Dans les coulisses des concours d’entrée aux CNSMD

Pour les Conservatoires Nationaux Supérieurs Musique et Danse de Paris et de Lyon, les mois de septembre, octobre et novembre accueillent le deuxième volet des concours d’entrée.

Le mois de septembre constitue l’ouverture du deuxième volet des concours d’entrée pour les deux établissements nationaux supérieurs d’enseignement artistique. Pour le CNSMD de Lyon, il s’agit de dénicher les étudiants qui constitueront la nouvelle promotion de la Formation Diplômante au Certificat d’Aptitude (FDCA) Musique, du 16 octobre au 17 novembre. Quant au CNSMD de Paris, il est d’ores et déjà à la recherche d’étudiants au Diplôme d’Artiste Interprête (DAI) et au doctorat d’interprète de la musique.
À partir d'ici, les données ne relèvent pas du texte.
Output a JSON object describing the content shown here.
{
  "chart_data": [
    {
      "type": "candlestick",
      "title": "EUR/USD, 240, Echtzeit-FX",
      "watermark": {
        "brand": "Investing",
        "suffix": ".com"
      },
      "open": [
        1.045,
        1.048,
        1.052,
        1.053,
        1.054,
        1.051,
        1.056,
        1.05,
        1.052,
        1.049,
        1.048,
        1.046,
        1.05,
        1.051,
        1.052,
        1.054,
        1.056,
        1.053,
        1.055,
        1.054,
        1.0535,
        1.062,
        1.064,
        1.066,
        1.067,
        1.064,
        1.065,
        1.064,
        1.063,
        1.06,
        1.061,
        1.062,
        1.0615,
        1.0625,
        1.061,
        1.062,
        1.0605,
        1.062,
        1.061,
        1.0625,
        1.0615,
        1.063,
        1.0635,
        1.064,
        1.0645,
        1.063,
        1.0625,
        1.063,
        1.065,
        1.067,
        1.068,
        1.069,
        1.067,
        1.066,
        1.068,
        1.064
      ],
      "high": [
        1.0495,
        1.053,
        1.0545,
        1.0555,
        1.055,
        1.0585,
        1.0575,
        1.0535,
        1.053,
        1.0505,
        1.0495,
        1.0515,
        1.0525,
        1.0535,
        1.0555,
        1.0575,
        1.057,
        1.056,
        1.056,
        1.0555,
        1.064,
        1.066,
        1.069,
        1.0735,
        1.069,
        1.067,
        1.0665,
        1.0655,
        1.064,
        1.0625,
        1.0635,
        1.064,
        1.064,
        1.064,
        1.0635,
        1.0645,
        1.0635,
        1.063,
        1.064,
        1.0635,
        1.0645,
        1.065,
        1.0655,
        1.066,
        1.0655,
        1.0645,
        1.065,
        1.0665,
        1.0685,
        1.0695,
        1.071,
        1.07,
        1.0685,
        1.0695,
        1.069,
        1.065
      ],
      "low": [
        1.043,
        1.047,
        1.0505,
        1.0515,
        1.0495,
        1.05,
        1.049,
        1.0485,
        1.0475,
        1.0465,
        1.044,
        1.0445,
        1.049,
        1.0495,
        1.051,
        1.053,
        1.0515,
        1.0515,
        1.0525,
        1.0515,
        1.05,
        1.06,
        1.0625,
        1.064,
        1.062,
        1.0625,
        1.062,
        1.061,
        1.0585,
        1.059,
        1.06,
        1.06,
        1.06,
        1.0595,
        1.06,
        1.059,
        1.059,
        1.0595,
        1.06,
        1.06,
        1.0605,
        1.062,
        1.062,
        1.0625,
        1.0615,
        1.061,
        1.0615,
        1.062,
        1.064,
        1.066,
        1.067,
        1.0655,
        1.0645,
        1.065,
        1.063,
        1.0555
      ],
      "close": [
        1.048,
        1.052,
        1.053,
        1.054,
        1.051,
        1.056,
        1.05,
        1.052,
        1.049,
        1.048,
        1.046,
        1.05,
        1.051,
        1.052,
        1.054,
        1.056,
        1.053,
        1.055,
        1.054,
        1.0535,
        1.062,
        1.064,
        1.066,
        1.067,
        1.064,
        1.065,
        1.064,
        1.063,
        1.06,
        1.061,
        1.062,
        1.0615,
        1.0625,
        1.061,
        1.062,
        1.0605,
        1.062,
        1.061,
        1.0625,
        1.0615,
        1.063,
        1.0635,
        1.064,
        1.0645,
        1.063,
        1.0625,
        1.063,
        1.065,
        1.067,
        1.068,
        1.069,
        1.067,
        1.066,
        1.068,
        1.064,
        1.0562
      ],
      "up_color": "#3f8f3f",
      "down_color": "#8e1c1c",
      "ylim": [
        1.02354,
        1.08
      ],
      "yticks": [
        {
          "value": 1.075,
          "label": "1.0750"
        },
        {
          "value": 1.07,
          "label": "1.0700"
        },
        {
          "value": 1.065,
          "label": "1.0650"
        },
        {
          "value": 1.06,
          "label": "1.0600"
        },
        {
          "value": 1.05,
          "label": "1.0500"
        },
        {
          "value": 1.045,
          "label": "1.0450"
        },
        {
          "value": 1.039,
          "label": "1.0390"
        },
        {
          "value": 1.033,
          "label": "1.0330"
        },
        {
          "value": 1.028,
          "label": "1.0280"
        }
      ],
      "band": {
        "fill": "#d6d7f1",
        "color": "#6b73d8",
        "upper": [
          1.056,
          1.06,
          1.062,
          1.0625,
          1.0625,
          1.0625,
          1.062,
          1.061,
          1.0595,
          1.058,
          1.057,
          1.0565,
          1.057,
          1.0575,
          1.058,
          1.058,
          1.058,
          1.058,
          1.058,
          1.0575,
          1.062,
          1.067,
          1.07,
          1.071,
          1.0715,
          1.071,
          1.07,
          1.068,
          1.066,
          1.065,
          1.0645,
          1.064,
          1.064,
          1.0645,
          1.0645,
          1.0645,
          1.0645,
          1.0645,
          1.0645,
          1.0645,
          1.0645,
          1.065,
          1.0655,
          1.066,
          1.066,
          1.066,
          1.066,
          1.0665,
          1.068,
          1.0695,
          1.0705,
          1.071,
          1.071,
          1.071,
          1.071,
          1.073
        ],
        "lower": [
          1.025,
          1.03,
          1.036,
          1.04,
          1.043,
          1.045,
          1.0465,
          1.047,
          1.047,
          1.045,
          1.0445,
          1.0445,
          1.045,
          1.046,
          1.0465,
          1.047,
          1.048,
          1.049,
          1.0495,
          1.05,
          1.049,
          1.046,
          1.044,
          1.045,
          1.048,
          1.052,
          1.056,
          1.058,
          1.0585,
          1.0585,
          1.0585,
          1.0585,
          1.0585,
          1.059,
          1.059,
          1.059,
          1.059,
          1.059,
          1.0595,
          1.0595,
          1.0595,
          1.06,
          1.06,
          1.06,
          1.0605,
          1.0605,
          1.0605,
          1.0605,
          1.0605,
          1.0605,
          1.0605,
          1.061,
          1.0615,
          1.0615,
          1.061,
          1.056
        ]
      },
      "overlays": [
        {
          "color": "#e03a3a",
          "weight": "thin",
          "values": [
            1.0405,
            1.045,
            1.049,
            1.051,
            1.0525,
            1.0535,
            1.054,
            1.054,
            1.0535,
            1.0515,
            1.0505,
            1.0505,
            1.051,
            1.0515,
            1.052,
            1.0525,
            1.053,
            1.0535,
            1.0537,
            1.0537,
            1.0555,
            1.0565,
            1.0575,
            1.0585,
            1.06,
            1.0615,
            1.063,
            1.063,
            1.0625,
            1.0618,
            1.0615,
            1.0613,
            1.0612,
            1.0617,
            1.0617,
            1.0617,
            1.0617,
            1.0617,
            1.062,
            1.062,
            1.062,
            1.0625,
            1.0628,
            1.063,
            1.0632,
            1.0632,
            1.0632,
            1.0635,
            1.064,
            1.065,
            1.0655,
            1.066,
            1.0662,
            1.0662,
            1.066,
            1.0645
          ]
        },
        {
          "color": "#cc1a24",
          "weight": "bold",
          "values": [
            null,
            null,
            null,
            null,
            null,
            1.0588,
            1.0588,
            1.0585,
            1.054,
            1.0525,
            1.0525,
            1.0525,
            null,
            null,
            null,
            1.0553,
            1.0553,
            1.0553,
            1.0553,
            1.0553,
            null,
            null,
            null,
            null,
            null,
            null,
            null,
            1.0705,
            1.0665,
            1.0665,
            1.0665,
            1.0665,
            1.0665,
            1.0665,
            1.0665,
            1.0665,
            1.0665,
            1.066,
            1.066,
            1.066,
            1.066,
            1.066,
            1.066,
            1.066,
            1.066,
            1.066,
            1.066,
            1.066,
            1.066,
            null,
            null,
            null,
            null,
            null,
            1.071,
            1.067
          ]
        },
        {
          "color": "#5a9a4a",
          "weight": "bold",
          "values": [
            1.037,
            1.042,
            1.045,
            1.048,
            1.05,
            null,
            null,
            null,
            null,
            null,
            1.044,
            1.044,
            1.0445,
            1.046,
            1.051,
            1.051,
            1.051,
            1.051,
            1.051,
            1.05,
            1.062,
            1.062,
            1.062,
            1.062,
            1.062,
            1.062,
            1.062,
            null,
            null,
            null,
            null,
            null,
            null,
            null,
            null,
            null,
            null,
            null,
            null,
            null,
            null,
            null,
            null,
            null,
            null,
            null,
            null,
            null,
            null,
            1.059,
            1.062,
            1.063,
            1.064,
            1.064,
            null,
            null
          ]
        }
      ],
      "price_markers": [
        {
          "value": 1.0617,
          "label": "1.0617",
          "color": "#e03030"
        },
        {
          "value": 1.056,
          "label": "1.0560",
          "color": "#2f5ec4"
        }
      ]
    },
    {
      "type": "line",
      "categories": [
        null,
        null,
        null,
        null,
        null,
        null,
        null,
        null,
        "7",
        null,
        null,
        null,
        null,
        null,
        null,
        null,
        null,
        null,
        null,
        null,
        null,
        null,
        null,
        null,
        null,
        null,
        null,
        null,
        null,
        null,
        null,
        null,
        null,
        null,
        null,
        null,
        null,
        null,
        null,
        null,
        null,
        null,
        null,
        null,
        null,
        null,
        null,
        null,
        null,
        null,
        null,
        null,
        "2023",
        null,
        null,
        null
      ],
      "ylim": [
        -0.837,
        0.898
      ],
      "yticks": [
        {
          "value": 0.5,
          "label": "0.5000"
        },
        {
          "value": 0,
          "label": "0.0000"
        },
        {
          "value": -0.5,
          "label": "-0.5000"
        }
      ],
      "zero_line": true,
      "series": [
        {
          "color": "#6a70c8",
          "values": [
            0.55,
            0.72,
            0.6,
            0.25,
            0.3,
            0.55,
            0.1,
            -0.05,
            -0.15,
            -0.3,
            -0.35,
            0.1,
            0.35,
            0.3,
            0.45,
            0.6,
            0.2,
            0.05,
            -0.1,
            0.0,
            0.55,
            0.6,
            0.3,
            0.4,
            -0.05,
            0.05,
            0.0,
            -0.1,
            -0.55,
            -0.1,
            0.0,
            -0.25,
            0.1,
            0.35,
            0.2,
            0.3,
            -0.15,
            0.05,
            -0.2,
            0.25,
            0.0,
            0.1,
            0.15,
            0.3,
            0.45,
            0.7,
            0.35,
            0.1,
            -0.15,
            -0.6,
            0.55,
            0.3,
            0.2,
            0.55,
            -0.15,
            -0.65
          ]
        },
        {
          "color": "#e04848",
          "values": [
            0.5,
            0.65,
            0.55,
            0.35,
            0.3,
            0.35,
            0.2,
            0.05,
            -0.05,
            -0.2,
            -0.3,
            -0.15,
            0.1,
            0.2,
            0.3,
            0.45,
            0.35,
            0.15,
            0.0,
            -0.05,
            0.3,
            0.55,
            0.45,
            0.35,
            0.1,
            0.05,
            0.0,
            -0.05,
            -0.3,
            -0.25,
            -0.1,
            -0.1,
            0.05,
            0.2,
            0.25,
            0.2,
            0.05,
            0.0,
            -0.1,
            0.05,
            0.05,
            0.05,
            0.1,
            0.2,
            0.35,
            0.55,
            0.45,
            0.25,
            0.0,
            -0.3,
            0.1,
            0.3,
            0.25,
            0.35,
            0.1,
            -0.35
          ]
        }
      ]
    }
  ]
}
Des concours de haut niveau

Depuis une semaine déjà et jusqu’au 28 septembre, une soixantaine de candidats sont auditionnés publiquement dans la vaste salle Maurice Fleuret du CNSMD de Paris. L’élégance fragile des sonates de Debussy laisse place à des interprétations jazz sur des standards de la musique roumaine ou à la vivacité du chant lyrique contemporain,a capella. Qu’ils soient pianistes, chanteurs ou violonistes, issus de formations françaises ou internationales, tous ont pour but d’intégrer le Diplôme d’Artiste Interprète (DAI) ou de poursuivre leur cursus en doctorat d’interprète de la musique au Conservatoire.

Au total, moins d’une vingtaine d’artistes seront retenus pour cette prestigieuse poursuite d’études.

« Nous sommes face à des musiciens de haut niveau, aussi bien dans la technique que dans l’interprétation, à quelques rares exceptions près, constate la présidente du jury, la compositrice de musique contemporaine Graciane Finzi, qui a enseigné plus de trente ans au CNSMDP. Cela va être un véritable casse-tête de les départager, à l’issue du concours ».

Pour prétendre à une entrée en troisième cycle, les candidats doivent en effet attester d’un niveau master ou d’un diplôme de second cycle. A ce stade, ce n’est plus seulement leur savoir-faire qui est minutieusement scruté par les membres du jury mais bel et bien leur virtuosité, l’évidence de leur présence scénique et la pertinence de leur projet d’études au Conservatoire.

Affirmer sa personnalité artistique 

La diversité des profils ne simplifie pas la lourde tâche du jury. En une matinée, la salle Maurice Fleuret accueille un jeune artiste italien souhaitant soutenir une thèse sur la réhabilitation technique de la viole de gambe, une violoniste japonaise avide de s’immerger dans le répertoire contemporain occidental et Raphaël Jouan, violoncelliste de 23 ans issu du CNSMD de Paris.

« Si je suis reçu au DAI, mon souhait est de faire découvrir des sonates de compositeurs qui ont été oubliées du grand public.Comme celles de Joseph-Guy Ropartz [1864-1955 NDR], Louis Vierne [1870-1937] ou Alexandre Tansman [1897-1986], expose le jeune homme avec enthousiasme, à la sortie de son audition instrumentale.

Dans le cadre du DAI, les étudiants ont la possibilité de suivre des cours pour perfectionner leur pratique instrumentale mais aussi d’utiliser les ressources humaines comme matérielles de l’établissement pour mener leur projet personnel. Collaborations avec l’Institut de Recherche et Coordination Acoustique/Musique pour des enregistrements, consultation de fonds de partitions à la Médiathèque ou mise à disposition des salles de représentation, tout est mis en oeuvre pour affirmer au plus haut niveau, la personnalité artistique de ces jeunes talents.